Lifejacket helps man survive sea ordeal

MARK Croft is a living advertisement for the benefits of wearing a lifejacket at sea.

Mr Croft, 42, of Warrnambool, was thrown out of his 4.5-metre powerboat yesterday morning by a rogue wave about 750 metres off The Basin, east of Killarney, and had to swim for about 90 minutes to get back to land.

“Thank God my lifejacket was on,” an exhausted Mr Croft said.

“There’s no way I would have made it without it.”

Mr Croft said he had dropped off friend Phil Hoey to go snorkelling for crayfish near the rocks at The Basin before heading out to sea to get away from the swell. 

“I went to pick up a bottle of water and up front a very large wave hit and threw me out,” he said.

“It flew everything up in the air.”

He suffered injuries to his midriff when he was tipped out of the boat and swallowed a lot of seawater during his long swim back to The Basin, arriving at the same time as emergency services.

He was taken by ambulance to Warrnambool Base Hospital for treatment.

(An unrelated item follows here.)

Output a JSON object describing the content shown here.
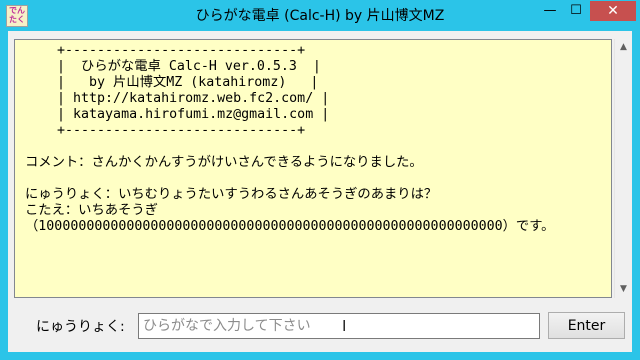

The alarm had been raised by another angler Nathan McSween of Warrnambool who found Mr Croft’s powerboat doing circles with no one on board. “I saw a boat doing donuts and thought this is not right,” he said. He jumped on board Mr Croft’s boat and turned the engine off before towing it back to near The Basin.

Mr Hoey said he thought Mr Croft had gone fishing elsewhere when he surfaced from snorkelling to find the boat nowhere in sight.

He swam the short distance to shore when he saw the emergency helicopter in the air over The Basin.

Yesterday’s marine emergency was the second that Mr McSween has been involved in.

He received a commendation for brave conduct from the Victorian Governor Alex Chernov last year for saving three boys from drowning at the flooded mouth of the Hopkins River on January 16, 2011.

The three teenage boys had been swimming when one was carried away by the strong current and the other two became stranded on rocks. 

Mr McSween entered the fast-flowing current and swam to the boy who was about 60 metres out to sea. 

He told the distressed teenager to hold onto him and swam back to shore. 

Mr McSween then re-entered the water, swam to the two boys trapped on rocks and then swam them back to safety.